I’m confident the referendum will pass.There are no logical arguments against Sunday carryout alcohol sales when Sunday by-the-drink sales are legal. You cannot make the case that adults should be prohibited from driving to a grocery store on Sunday, buying a six-pack and taking it home to drink, while it’s legal for that same adult to go to restaurant on Sunday, drink alcohol and (within the limits of the law) drive back home. That leaves only emotional arguments, which have failed in the overwhelming number of communities where the referendums already have passed in Georgia.
Even so, I remain puzzled at the number of Sundays Columbia County commissioners are allowing to pass before Sunday package sales are even a possibility.
Ordinarily, commissioners are out in front on this sort of thing. The indoor smoking ordinance is a good example; Columbia County was far ahead of the rest of the state, implementing restrictions that are much tougher than Georgia’s, even as Augusta quibbles about changes to its laws.
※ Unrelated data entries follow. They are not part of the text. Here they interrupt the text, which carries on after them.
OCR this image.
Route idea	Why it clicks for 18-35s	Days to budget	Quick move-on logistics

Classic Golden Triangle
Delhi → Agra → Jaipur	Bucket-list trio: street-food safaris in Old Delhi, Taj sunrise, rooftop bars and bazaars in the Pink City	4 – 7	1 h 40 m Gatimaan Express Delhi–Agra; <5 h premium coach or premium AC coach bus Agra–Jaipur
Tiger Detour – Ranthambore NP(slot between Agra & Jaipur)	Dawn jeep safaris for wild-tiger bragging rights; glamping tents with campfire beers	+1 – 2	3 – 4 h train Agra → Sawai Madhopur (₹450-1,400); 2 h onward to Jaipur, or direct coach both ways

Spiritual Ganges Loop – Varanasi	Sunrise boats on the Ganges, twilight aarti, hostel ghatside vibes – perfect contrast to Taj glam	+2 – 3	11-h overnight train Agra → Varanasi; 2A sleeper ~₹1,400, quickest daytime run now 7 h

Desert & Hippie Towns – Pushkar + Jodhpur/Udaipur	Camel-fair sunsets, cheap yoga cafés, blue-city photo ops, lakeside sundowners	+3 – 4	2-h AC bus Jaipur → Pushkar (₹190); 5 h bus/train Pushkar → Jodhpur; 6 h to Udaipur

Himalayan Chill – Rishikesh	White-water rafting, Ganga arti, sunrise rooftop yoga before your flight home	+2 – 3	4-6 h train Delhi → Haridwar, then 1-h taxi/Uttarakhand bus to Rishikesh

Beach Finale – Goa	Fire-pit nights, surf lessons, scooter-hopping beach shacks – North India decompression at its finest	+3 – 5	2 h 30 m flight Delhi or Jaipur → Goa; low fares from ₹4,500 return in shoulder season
And maybe it made sense not to set the referendum last fall during the general election, when Grovetown held its vote. Unlike the city with its council elections, Columbia County had no elections planned and would have been forced to pay for a special election in the rest of the county at a cost upwards of $30,000.
But we had another election scheduled March 6 for the presidential preference primary, the day the city of Augusta held and passed its referendum. Four Sundays later, their grocery stores, convenience stores and package stores enjoyed a first-day-of-Masters Week Sunday sales boom – while Columbia County stores surrounding ground zero for golf patrons had to keep the lights off in their coolers.
Barring an unforeseen special election, then, Columbia County voters have 21 more Sundays before they can join the party. And it wouldn’t surprise me at all if the lost revenue until then didn’t add up to more than what it would have cost to hold that election 43 Sundays ago.